We learn these because we are told them, or, more usually, in the School of Life. After a few dirty looks, a muttered “fag”, a not-so-gentle bump, you learn pretty quick that invading personal boundaries is not just seen as a lack of manners, it’s an intrusion on someone’s manhood, possibly their sexuality. Men invade women’s personal space on a regular basis and think nothing of it. Women invade women’s personal space and think nothing of it. Women invade men’s personal space and think nothing of it. I’m not saying that any of these are ok. But a man invading a man’s personal space, even accidentally, a little too often….this can be dicey. Who wants to be the “fag” in the room?

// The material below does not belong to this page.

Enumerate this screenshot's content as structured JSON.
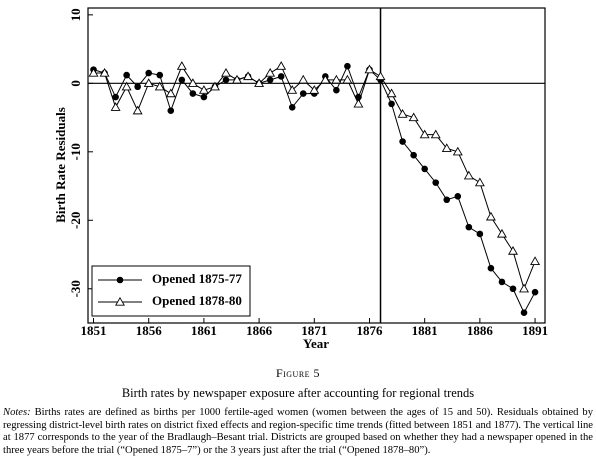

More importantly, who wants to be perceived as the “fag” in the room?
Author’s note: This post was prompted when a friend sent me a tweet about someone’s frustration when she hears the words “no homo” after a man-to-man compliment. And I agree. That men, especially young men, who you would think would be more enlightened having grown up in a more gay friendly culture than existed 20 years ago, still feel the need to proclaim, “OMGIAMNOTGAY!” is a sad wake-up call to reality.